Introduction

by Jonathan Strong 2020-04-02T13:17:45.817163106Z

In exploratory data analysis, a lot of ephemeral, use-once code is produced
But it's not always just fine for it to be slow as molasses. As the data grows in size, so does the pain from using less powerful tools

In this series, we'll take a moderately large data file of executed trades (~900 million rows, around 60GB uncompressed) and explore techniques for using Rust to conduct high performance analysis on its contents.

My motivation for the series is the positive experiences I've had with Rust as a tool for analytical heavy lifting.

The use case I have in mind is taking some big data and getting it to the place where it's small enough to use the more typical tools in the data science toolkit -- Julia, Python, R, Jupyter, etc.

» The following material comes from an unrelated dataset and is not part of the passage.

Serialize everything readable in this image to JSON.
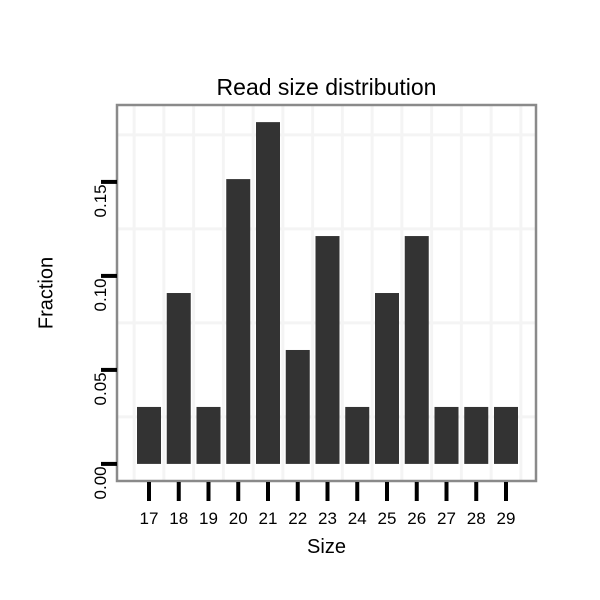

In "Learn Rust the Dangerous Way", Cliff L. Biffle explained that he was aiming for a task that was not so big as to be insurmountable ("fairly short", "self-contained"), yet not too small as to be trivial ("not a complete toy"). This is the same motivation I had in choosing the scope of this series.

First, executed trades data is kind of a classic data set, in my view (I may be biased).

Second, the data is big enough to make bad decisions obvious, but not so big that a mistake means the program is still be running a week from now.

Third, the query or "task" I've chosen involves a healthy balance of CPU and IO work, which makes it a good vehicle for exploring a variety of techniques. In other words, it won't be dominated by one or the other.